Here are some examples:-
- Add apple to your salad, but put some lemon juice on it when chopped to stop it going brown.
- Grate in some carrot.
- Add some fresh peas or pea shoots.
- Add some cooked beetroot.
- Add some sliced onions
- Add sliced mushrooms
- Add cooked potatoes
- Add some cooked chick peas.
- Add some strawberries (my favourite)
- Add spinach
- Add nuts eg pistachio, walnuts, almonds or peanuts
- Add seeds eg chia seeds or pumpkin seeds
- Add dried fruit like cranberries, sultannas or apricots
- Add mango or pineapple
- Add cooked kidney beans or other types of beans including green beans. We had some young broad beans yesterday which were lovely.
- Add raw bean sprouts
- Add grains like barley, rice or quinoa
- Add herbs like corriander, mint or parsley.

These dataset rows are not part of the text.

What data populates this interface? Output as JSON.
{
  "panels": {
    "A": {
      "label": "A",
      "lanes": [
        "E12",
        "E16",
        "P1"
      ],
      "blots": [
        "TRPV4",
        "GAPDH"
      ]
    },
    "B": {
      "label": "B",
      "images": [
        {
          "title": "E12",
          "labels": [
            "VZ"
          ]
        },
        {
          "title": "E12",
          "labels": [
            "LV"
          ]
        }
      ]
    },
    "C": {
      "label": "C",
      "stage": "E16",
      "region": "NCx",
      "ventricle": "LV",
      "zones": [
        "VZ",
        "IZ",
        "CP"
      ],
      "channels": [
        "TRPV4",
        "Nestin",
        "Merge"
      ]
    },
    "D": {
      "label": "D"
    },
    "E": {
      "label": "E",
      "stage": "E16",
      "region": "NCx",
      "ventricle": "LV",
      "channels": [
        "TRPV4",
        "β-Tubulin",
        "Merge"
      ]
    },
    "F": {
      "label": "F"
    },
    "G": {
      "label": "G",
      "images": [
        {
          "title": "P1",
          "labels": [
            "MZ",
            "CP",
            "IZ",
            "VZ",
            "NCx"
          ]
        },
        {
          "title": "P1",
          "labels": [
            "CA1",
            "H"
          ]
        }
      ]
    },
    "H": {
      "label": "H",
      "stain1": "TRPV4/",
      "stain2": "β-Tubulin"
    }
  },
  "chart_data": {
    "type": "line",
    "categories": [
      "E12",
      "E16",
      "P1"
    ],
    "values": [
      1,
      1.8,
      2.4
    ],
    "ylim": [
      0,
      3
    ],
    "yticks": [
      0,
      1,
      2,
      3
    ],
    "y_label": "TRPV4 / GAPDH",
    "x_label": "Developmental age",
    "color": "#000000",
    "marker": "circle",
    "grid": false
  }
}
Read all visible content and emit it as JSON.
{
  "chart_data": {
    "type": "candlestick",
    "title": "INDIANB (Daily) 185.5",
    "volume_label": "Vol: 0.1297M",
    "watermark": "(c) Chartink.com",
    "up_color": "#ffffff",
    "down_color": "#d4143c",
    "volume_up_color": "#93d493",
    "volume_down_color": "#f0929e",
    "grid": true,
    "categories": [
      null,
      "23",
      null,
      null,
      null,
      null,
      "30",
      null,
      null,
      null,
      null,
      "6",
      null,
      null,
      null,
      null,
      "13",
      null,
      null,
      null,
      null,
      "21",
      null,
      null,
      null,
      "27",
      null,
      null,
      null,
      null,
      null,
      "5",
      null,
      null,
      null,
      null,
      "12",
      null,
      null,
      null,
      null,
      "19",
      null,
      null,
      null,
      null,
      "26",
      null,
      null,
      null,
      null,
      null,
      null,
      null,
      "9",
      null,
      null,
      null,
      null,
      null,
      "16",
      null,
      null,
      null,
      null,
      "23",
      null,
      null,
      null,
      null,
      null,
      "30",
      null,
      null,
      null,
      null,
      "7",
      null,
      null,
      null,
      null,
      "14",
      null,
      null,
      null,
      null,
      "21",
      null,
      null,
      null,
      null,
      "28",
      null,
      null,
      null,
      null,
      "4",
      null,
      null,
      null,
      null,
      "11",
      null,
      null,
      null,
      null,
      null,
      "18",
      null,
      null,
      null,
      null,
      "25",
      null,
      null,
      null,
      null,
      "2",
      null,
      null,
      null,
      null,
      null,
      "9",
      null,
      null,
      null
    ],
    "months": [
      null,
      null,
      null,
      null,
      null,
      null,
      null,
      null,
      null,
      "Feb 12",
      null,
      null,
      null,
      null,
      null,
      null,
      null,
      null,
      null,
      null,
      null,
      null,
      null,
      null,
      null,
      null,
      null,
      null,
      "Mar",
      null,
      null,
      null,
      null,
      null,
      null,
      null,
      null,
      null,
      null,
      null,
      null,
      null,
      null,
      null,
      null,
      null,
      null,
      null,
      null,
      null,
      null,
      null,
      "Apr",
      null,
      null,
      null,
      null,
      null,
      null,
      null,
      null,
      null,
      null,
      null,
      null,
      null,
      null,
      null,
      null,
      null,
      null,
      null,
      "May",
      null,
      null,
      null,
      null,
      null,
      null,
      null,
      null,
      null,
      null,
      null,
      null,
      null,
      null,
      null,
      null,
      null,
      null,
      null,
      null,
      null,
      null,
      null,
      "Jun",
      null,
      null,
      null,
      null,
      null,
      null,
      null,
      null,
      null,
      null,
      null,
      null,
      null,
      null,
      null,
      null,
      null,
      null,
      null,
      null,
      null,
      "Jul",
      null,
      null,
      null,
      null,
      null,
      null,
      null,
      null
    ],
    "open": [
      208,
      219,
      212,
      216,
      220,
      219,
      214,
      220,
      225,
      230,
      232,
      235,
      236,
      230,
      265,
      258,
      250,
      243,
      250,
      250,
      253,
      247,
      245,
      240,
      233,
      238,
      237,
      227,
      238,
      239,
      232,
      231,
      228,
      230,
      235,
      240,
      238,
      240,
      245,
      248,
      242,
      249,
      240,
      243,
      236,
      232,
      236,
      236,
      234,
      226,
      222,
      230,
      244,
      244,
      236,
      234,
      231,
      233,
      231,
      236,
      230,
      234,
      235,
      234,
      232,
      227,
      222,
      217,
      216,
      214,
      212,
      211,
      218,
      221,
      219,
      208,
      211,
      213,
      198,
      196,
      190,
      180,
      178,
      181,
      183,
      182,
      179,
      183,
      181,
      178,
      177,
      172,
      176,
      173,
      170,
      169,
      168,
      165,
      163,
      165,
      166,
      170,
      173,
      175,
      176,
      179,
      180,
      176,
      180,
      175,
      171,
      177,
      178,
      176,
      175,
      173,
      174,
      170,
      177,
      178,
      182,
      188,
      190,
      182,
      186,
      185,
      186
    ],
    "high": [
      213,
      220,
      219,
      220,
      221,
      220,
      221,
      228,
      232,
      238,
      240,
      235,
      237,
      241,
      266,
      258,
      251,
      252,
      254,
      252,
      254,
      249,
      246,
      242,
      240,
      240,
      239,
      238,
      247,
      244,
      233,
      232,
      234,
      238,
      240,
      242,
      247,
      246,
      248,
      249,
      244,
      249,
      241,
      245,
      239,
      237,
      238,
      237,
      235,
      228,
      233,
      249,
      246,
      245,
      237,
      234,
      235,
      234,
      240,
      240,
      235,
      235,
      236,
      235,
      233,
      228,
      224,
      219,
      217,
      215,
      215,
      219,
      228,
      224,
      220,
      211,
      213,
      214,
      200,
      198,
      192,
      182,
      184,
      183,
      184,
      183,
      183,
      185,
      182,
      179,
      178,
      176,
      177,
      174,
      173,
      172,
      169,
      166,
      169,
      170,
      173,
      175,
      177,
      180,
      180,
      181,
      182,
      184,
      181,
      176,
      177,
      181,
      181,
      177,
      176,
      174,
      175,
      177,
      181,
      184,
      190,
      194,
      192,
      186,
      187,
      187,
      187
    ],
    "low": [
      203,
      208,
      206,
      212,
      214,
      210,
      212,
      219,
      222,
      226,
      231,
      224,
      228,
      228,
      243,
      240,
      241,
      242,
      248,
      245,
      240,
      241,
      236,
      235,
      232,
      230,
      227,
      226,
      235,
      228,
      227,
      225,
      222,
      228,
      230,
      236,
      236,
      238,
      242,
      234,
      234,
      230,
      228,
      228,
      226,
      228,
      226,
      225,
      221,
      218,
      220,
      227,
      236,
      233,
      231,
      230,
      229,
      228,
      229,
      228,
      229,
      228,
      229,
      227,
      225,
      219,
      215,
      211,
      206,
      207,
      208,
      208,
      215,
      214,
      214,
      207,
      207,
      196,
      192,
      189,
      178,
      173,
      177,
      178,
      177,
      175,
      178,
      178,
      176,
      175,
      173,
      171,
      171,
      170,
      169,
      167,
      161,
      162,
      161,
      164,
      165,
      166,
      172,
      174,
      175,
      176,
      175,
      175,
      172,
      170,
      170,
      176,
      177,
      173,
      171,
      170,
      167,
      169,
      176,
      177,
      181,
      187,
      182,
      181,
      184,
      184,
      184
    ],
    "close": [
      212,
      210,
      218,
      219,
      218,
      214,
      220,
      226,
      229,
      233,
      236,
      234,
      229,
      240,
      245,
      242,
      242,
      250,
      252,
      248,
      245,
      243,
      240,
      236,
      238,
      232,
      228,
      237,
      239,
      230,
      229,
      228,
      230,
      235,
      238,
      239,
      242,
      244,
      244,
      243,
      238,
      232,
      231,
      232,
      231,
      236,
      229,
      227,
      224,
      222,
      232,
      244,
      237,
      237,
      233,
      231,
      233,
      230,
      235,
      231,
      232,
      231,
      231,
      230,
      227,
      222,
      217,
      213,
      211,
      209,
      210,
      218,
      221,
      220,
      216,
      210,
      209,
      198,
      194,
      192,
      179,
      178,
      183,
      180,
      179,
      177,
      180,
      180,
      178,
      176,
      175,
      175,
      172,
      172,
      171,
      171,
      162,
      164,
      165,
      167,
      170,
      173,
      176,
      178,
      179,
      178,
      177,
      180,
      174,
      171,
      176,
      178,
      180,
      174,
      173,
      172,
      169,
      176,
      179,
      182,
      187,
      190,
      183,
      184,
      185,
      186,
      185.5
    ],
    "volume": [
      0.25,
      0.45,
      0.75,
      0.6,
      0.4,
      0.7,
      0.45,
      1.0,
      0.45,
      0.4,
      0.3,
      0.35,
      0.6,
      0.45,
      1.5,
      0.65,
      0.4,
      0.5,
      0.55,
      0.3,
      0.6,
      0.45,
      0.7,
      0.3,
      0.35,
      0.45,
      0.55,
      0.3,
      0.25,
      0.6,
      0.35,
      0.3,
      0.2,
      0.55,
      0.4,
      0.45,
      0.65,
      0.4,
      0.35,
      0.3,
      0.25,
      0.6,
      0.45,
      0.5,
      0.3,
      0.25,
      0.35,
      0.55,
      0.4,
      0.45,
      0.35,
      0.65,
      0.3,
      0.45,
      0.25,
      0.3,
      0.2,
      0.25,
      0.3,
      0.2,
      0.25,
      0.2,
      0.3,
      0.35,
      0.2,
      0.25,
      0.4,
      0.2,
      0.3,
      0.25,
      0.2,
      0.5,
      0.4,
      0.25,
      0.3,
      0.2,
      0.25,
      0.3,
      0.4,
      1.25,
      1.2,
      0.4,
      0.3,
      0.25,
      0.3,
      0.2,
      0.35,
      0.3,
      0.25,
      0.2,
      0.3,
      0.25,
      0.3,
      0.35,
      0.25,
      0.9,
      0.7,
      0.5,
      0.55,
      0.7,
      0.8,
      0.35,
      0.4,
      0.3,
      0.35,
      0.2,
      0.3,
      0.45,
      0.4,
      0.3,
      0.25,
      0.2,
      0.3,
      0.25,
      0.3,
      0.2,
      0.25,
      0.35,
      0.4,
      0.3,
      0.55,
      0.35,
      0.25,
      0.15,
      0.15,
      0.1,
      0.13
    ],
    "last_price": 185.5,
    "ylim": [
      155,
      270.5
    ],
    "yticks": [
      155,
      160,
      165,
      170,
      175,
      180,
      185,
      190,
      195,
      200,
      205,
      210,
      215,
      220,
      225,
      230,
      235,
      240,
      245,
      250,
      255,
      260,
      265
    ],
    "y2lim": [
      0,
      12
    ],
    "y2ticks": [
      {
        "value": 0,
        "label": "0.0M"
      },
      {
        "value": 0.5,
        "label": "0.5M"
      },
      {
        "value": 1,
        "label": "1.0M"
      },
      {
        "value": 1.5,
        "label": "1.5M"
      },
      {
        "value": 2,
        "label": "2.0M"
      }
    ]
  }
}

- Add foraged leaves like sorrel or young dandelion.
- Add berries.
- Add cheese
- Add crisps or tortillas chips.
- Add peppers and chillies
- Add avocado
- Add edible garden or wild flowers.
- Add left over roasted vegetables
- Add hard boiled eggs.
- Add any left over cooked meat, ham, chicken, beef etc
- Add cold cooked bacon or left over cooked sausage.
- Add sea food eg a few defrosted prawns from the freezer.
- Pommegranite seeds and fennel are a lovely combination
- Add fresh or defrosted corn on the cob kernels.
- Add torfu
- Add olives and cooked pasta
- Add celery
- Add grated courgette(this is really helping with my glut).
- Add slices of orange.
- Add croutons of diced toast.
- Add pickles.
There are a lot of other ingredients that you can add too, as well as a simple dressing from some olive oil, vinegar and fruit juice. Adding things like nuts, fish, meat and beans increases the protein in your meal, and the grains, pasta and potato help fill you up and give you energy. During the summer we have a salad every day, and this is from what I find in the garden, left overs, foraged items and items from the cupboard. The salads are always different and so we don’t get bored. What do you like to put in your salads?